I remember when the porch was fifty yards from the high-water mark. I remember it clearly, like it was yesterday. Now, it’s closer, much closer, every single tide, every tide. The wood is turning soft under my feet, that deep-down rot that smells like old earth and wet salt. It’s a slow thing, a very slow thing. You don't notice the inch it takes in July, but by November, you're looking at the spot where the rosebushes used to be and all you see is gray foam and broken shells. It’s like the house is being digested by something much bigger than itself.
The salt spray has a way of getting into everything. It gets into the hinges, it gets into the engine block of the old boat, it gets into your very lungs. My chest feels heavy some nights, like I’ve swallowed a gallon of seawater, a literal weight. The girls at the clinic talk about *psychosomatic* reactions to stress, but I know it's just the house breathing in what the world is giving out. Every morning, I wake up and I check the line I carved into the dock piling ten years ago. It’s gone. Completely covered up. The water doesn't go back down to where it belongs anymore, it just lingers, like it's waiting for me to turn my back so it can take another step.
My father built the smokehouse with his own hands, those big, calloused hands that never stopped moving. He didn't plan for the world to melt. He planned for a hundred years of silver scales and woodsmoke and a roof that stayed dry. Now the smokehouse floor is slick with green slime even when the sun is out, always slick. It’s a *regression*, seeing the land turn back into the sea floor. We spent our whole lives pulling things out of that water just to pay the electric bill, and now the water wants the bill paid in full. It wants everything back. Every single thing.
They come by in those bright yellow vests sometimes, those people from the city, and they talk about *demographics* and *relocation strategies*. They look at us like we’re already ghosts, already drowned. One of them, a young man with a clipboard and clean fingernails, he looked at my kitchen floor and I saw him flinch. He didn't say it out loud, but I knew he was thinking about the *structural integrity* of the beams. He kept using words like *unsustainable*. It’s a hard word, a very hard word. It means you don't belong where you were born anymore. It means your memories don't have a foundation to sit on.
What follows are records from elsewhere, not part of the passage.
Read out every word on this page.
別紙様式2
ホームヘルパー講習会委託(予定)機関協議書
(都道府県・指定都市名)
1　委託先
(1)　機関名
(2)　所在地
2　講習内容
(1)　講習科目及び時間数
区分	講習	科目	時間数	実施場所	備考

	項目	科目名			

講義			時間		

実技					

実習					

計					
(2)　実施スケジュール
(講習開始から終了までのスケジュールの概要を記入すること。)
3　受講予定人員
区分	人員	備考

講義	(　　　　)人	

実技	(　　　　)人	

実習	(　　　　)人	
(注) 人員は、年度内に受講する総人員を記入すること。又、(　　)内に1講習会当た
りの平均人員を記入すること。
I’ve got forty-two dollars in my checking account right now, forty-two dollars. That’s the reality of it. You can’t just pack up a life and move it to higher ground when your life is tied to a keel and a net. The boat is old, older than some of the houses in the village, and she draws too much water to move her anywhere else. If I leave, I leave her to sink in the mud. I’d be leaving *that thing* behind, the only thing that ever gave me a paycheck. Every day I think about it, every single day. Where do you go when you're seventy-six and the only thing you know how to do is read the ripples on a bay that's trying to swallow you whole?
Last Tuesday, the tide didn't go back out all the way. It stayed in the garden, sitting there among the dead tomato vines like a gray mirror. I stood there in my boots—the ones with the hole in the left toe—and I watched a crab crawl over a brick that used to be part of the chimney of the old shed. It was a *dissociative* moment, I think. I didn't feel like I was standing in my own yard. I felt like I was standing on the bottom of the Atlantic, just waiting for the pressure to finally crush my ribs. I could see the future and it was just bubbles and silence.
Someone told me I should be angry. Someone said we should sue the state or the companies or the sky. But who do you sue for the moon pulling the water too hard? It’s just the way it is now. My neighbor, he’s eighty now, and he just stopped cleaning the salt off his windows. He said, 'What’s the point?' and I couldn't give him an answer. I couldn't say a word. We just sat there on his porch watching the ripples come up the driveway, those little silver tongues licking at the gravel, tasting the land before they take it.
I haven't told my daughter how bad it is. When she calls from her apartment three hours inland, she asks about the weather, and I tell her it’s fine, it’s just fine. I don't tell her that the cellar is a tide pool now. I don't tell her that I can hear the foundations groaning at night, that *auditory hallucination* of the house screaming because its feet are wet and cold. I’m lying to her every time we speak, every single time. I’m just waiting for the day the phone line goes under. I want her to remember this place as it was, dry and solid, not as the wreck it’s becoming.
Tonight the moon is huge, just HUGE, and the water is making that sound against the floorboards. It’s a soft sound, almost like a lullaby if you don't know any better. I’m sitting here with a glass of water that tastes like iron and I’m wondering how much longer the wood can hold against the salt. It’s a *terminal* situation, that’s the word the man with the clipboard used when he thought I wasn't listening. The village is holding its breath. I’m holding my breath. We’re all just waiting to see who lets go first... the land or us... and I think I already know the answer.